A Fábrica de Papel da Matrena, um dos pilares da memória industrial de Tomar, está hoje reduzida a um cenário de abandono que contrasta violentamente com o papel que desempenhou durante décadas. O complexo, que foi motor económico e empregou gerações de famílias da região, encontra-se entregue ao silêncio, ao vandalismo e ao avanço imparável da degradação. Onde antes se ouviam máquinas, hoje restam paredes feridas, janelas partidas e um vazio que ecoa a falta de estratégia para preservar o património.
O edifício, que já foi símbolo de modernidade e inovação, apresenta sinais evidentes de colapso iminente. Telhados que cedem, estruturas metálicas corroídas, infiltrações profundas e zonas onde o piso já não oferece qualquer segurança. A vegetação cresce sem controlo, ocupando corredores e salas onde outrora circulavam trabalhadores e toneladas de papel. A cada inverno, a chuva agrava danos que ninguém repara; a cada verão, o calor acelera a erosão de materiais que já não resistem ao tempo.

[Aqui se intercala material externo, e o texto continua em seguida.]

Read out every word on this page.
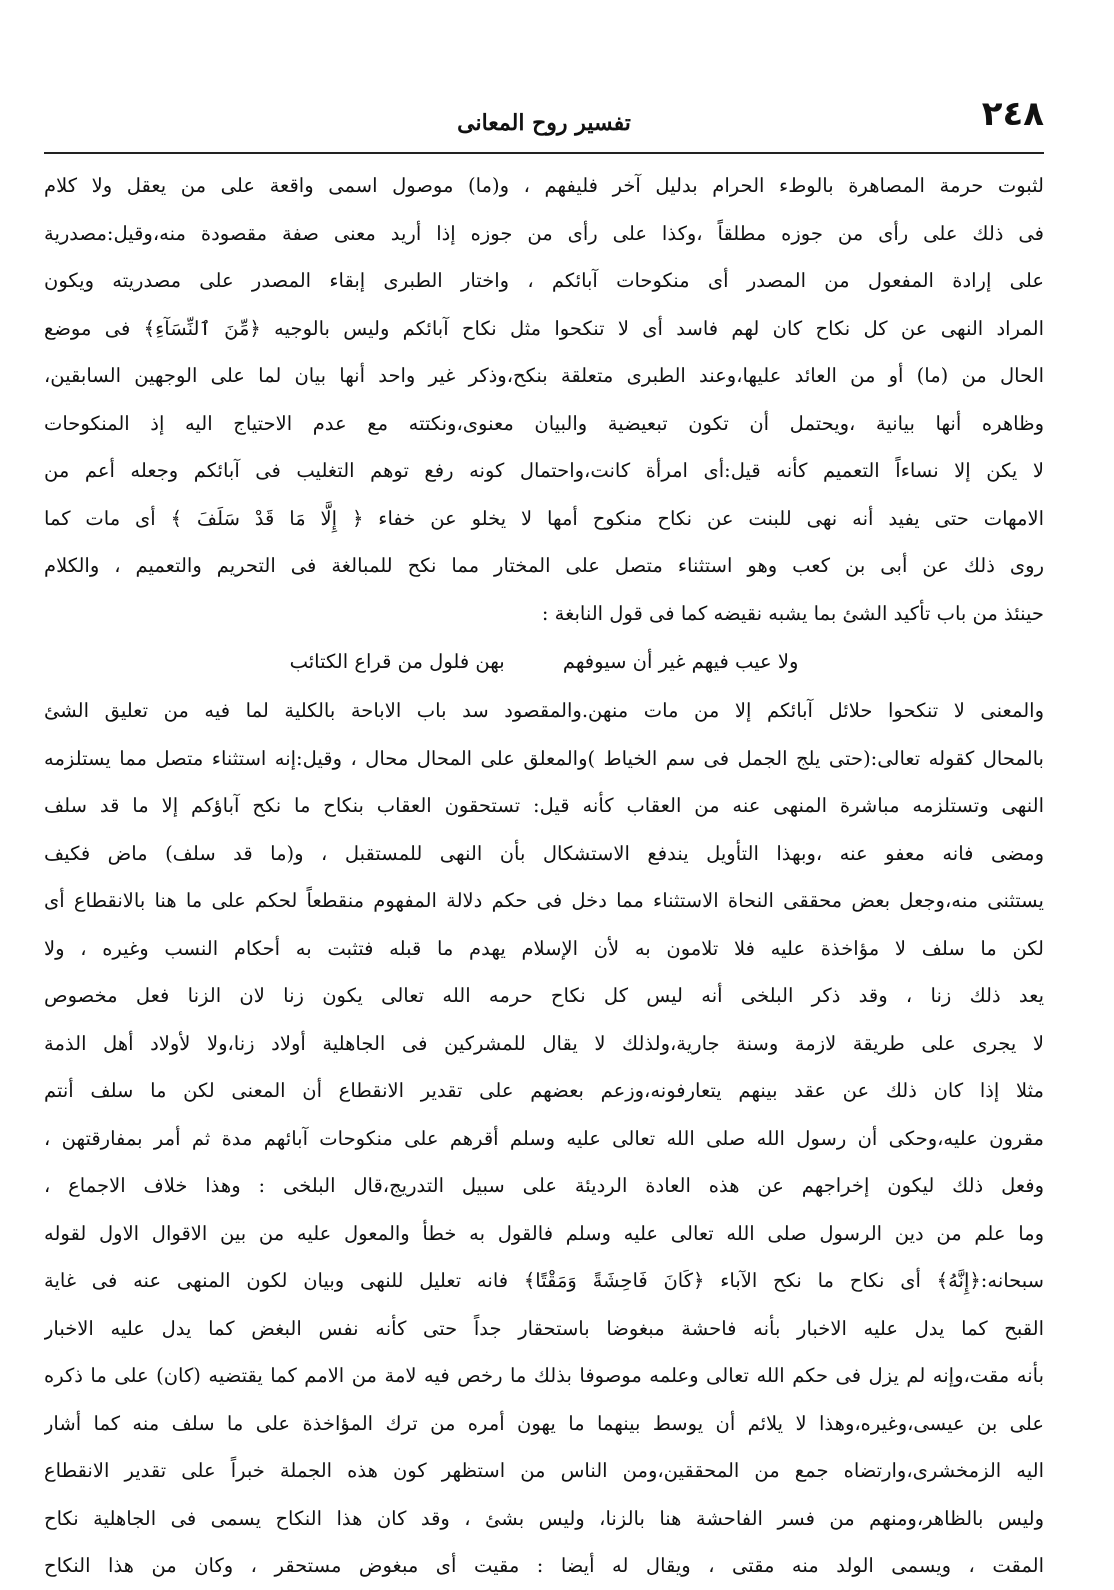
٢٤٨
تفسير روح المعانى
لثبوت حرمة المصاهرة بالوطء الحرام بدليل آخر فليفهم ، و(ما) موصول اسمى واقعة على من يعقل ولا كلام
فى ذلك على رأى من جوزه مطلقاً ،وكذا على رأى من جوزه إذا أريد معنى صفة مقصودة منه،وقيل:مصدرية
على إرادة المفعول من المصدر أى منكوحات آبائكم ، واختار الطبرى إبقاء المصدر على مصدريته ويكون
المراد النهى عن كل نكاح كان لهم فاسد أى لا تنكحوا مثل نكاح آبائكم وليس بالوجيه ﴿مِّنَ ٱلنِّسَآءِ﴾ فى موضع
الحال من (ما) أو من العائد عليها،وعند الطبرى متعلقة بنكح،وذكر غير واحد أنها بيان لما على الوجهين السابقين،
وظاهره أنها بيانية ،ويحتمل أن تكون تبعيضية والبيان معنوى،ونكتته مع عدم الاحتياج اليه إذ المنكوحات
لا يكن إلا نساءاً التعميم كأنه قيل:أى امرأة كانت،واحتمال كونه رفع توهم التغليب فى آبائكم وجعله أعم من
الامهات حتى يفيد أنه نهى للبنت عن نكاح منكوح أمها لا يخلو عن خفاء ﴿ إِلَّا مَا قَدْ سَلَفَ ﴾ أى مات كما
روى ذلك عن أبى بن كعب وهو استثناء متصل على المختار مما نكح للمبالغة فى التحريم والتعميم ، والكلام
حينئذ من باب تأكيد الشئ بما يشبه نقيضه كما فى قول النابغة :
ولا عيب فيهم غير أن سيوفهم بهن فلول من قراع الكتائب
والمعنى لا تنكحوا حلائل آبائكم إلا من مات منهن.والمقصود سد باب الاباحة بالكلية لما فيه من تعليق الشئ
بالمحال كقوله تعالى:(حتى يلج الجمل فى سم الخياط )والمعلق على المحال محال ، وقيل:إنه استثناء متصل مما يستلزمه
النهى وتستلزمه مباشرة المنهى عنه من العقاب كأنه قيل: تستحقون العقاب بنكاح ما نكح آباؤكم إلا ما قد سلف
ومضى فانه معفو عنه ،وبهذا التأويل يندفع الاستشكال بأن النهى للمستقبل ، و(ما قد سلف) ماض فكيف
يستثنى منه،وجعل بعض محققى النحاة الاستثناء مما دخل فى حكم دلالة المفهوم منقطعاً لحكم على ما هنا بالانقطاع أى
لكن ما سلف لا مؤاخذة عليه فلا تلامون به لأن الإسلام يهدم ما قبله فتثبت به أحكام النسب وغيره ، ولا
يعد ذلك زنا ، وقد ذكر البلخى أنه ليس كل نكاح حرمه الله تعالى يكون زنا لان الزنا فعل مخصوص
لا يجرى على طريقة لازمة وسنة جارية،ولذلك لا يقال للمشركين فى الجاهلية أولاد زنا،ولا لأولاد أهل الذمة
مثلا إذا كان ذلك عن عقد بينهم يتعارفونه،وزعم بعضهم على تقدير الانقطاع أن المعنى لكن ما سلف أنتم
مقرون عليه،وحكى أن رسول الله صلى الله تعالى عليه وسلم أقرهم على منكوحات آبائهم مدة ثم أمر بمفارقتهن ،
وفعل ذلك ليكون إخراجهم عن هذه العادة الرديئة على سبيل التدريج،قال البلخى : وهذا خلاف الاجماع ،
وما علم من دين الرسول صلى الله تعالى عليه وسلم فالقول به خطأ والمعول عليه من بين الاقوال الاول لقوله
سبحانه:﴿إِنَّهُ﴾ أى نكاح ما نكح الآباء ﴿كَانَ فَاحِشَةً وَمَقْتًا﴾ فانه تعليل للنهى وبيان لكون المنهى عنه فى غاية
القبح كما يدل عليه الاخبار بأنه فاحشة مبغوضا باستحقار جداً حتى كأنه نفس البغض كما يدل عليه الاخبار
بأنه مقت،وإنه لم يزل فى حكم الله تعالى وعلمه موصوفا بذلك ما رخص فيه لامة من الامم كما يقتضيه (كان) على ما ذكره
على بن عيسى،وغيره،وهذا لا يلائم أن يوسط بينهما ما يهون أمره من ترك المؤاخذة على ما سلف منه كما أشار
اليه الزمخشرى،وارتضاه جمع من المحققين،ومن الناس من استظهر كون هذه الجملة خبراً على تقدير الانقطاع
وليس بالظاهر،ومنهم من فسر الفاحشة هنا بالزنا، وليس بشئ ، وقد كان هذا النكاح يسمى فى الجاهلية نكاح
المقت ، ويسمى الولد منه مقتى ، ويقال له أيضا : مقيت أى مبغوض مستحقر ، وكان من هذا النكاح
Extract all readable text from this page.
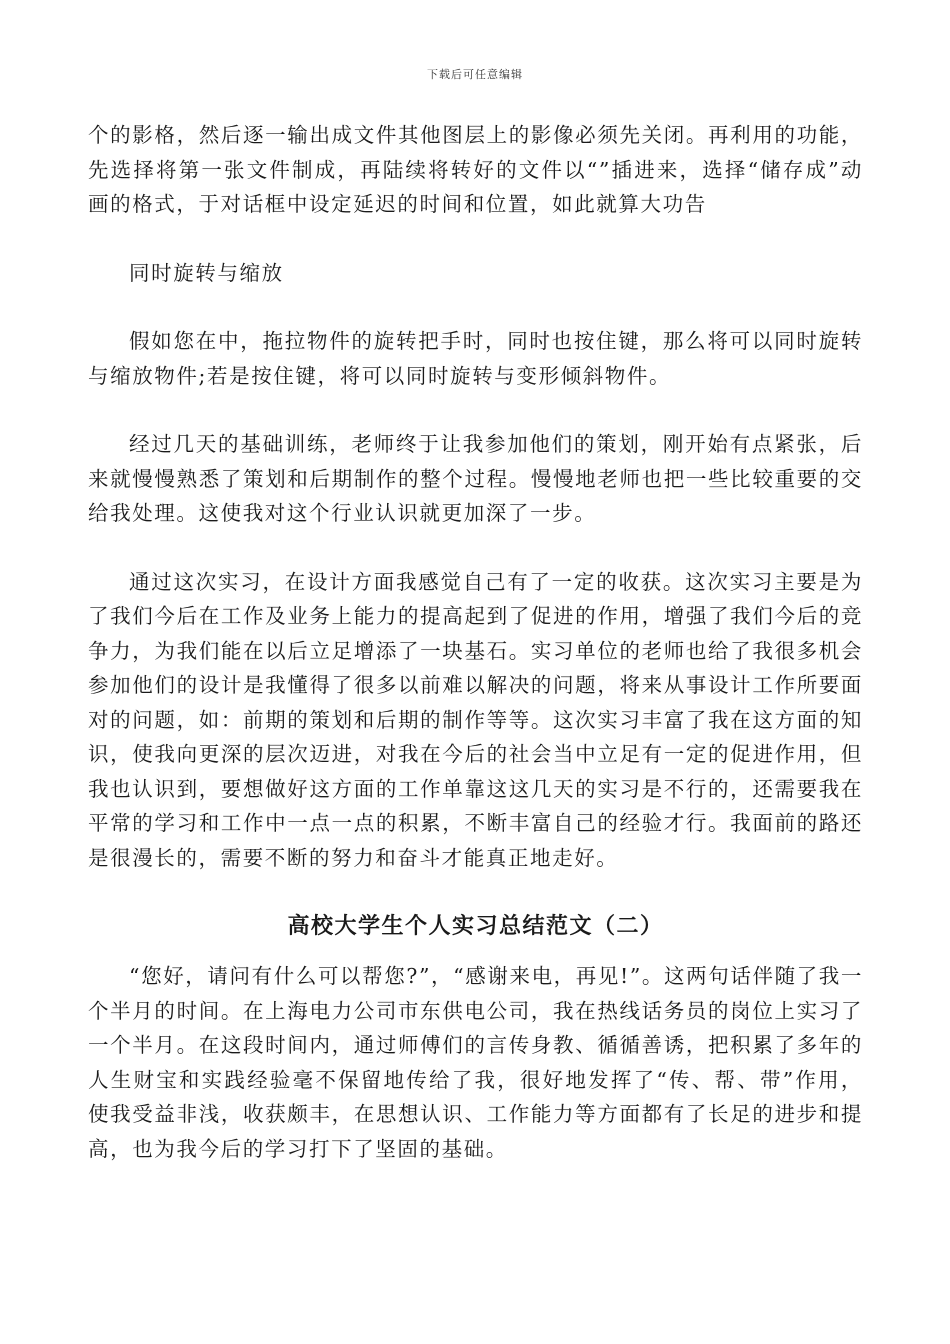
下载后可任意编辑

个的影格，然后逐一输出成文件其他图层上的影像必须先关闭。再利用的功能，先选择将第一张文件制成，再陆续将转好的文件以“”插进来，选择“储存成”动画的格式，于对话框中设定延迟的时间和位置，如此就算大功告

同时旋转与缩放

假如您在中，拖拉物件的旋转把手时，同时也按住键，那么将可以同时旋转与缩放物件;若是按住键，将可以同时旋转与变形倾斜物件。

经过几天的基础训练，老师终于让我参加他们的策划，刚开始有点紧张，后来就慢慢熟悉了策划和后期制作的整个过程。慢慢地老师也把一些比较重要的交给我处理。这使我对这个行业认识就更加深了一步。

通过这次实习，在设计方面我感觉自己有了一定的收获。这次实习主要是为了我们今后在工作及业务上能力的提高起到了促进的作用，增强了我们今后的竞争力，为我们能在以后立足增添了一块基石。实习单位的老师也给了我很多机会参加他们的设计是我懂得了很多以前难以解决的问题，将来从事设计工作所要面对的问题，如：前期的策划和后期的制作等等。这次实习丰富了我在这方面的知识，使我向更深的层次迈进，对我在今后的社会当中立足有一定的促进作用，但我也认识到，要想做好这方面的工作单靠这这几天的实习是不行的，还需要我在平常的学习和工作中一点一点的积累，不断丰富自己的经验才行。我面前的路还是很漫长的，需要不断的努力和奋斗才能真正地走好。

高校大学生个人实习总结范文（二）

“您好，请问有什么可以帮您?”，“感谢来电，再见!”。这两句话伴随了我一个半月的时间。在上海电力公司市东供电公司，我在热线话务员的岗位上实习了一个半月。在这段时间内，通过师傅们的言传身教、循循善诱，把积累了多年的人生财宝和实践经验毫不保留地传给了我，很好地发挥了“传、帮、带”作用，使我受益非浅，收获颇丰，在思想认识、工作能力等方面都有了长足的进步和提高，也为我今后的学习打下了坚固的基础。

A população local observa com uma mistura de nostalgia e indignação. A fábrica poderia ter sido reconvertida num espaço cultural, num centro empresarial, num polo criativo ou até num museu da própria história industrial de Tomar. Em vez disso, tornou-se um vazio urbano, um ponto morto no território, frequentemente associado a atos de vandalismo e a riscos de segurança. A ausência de vigilância e de manutenção mínima transformou o complexo num símbolo de abandono institucional.

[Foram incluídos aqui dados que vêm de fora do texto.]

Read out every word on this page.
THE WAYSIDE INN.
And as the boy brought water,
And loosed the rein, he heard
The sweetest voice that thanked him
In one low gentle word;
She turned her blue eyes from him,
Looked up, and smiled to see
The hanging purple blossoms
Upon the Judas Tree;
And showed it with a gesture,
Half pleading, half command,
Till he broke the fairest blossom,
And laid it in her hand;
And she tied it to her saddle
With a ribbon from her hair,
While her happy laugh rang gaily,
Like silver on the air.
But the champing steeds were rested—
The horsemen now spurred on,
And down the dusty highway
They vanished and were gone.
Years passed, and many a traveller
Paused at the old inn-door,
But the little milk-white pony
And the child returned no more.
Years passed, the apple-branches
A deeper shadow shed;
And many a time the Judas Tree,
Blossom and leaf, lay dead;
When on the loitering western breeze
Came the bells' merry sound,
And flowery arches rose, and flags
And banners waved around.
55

A autarquia reconhece a importância histórica da Fábrica da Matrena, mas as soluções continuam a não sair do papel. Entre indefinições sobre a propriedade, custos elevados de reabilitação e a falta de investidores dispostos a enfrentar uma intervenção de grande escala, o futuro do espaço permanece suspenso. Entretanto, o edifício degrada-se a um ritmo que não espera por decisões políticas ou estudos técnicos.
A antiga fábrica é hoje um lembrete incómodo de como o património industrial pode desaparecer quando não existe visão nem compromisso. Um espaço que poderia ser um motor de revitalização urbana está a transformar-se numa ruína que cresce à vista de todos. E enquanto não houver uma estratégia clara, Tomar continuará a perder, fragmento a fragmento, um dos capítulos mais marcantes da sua identidade coletiva.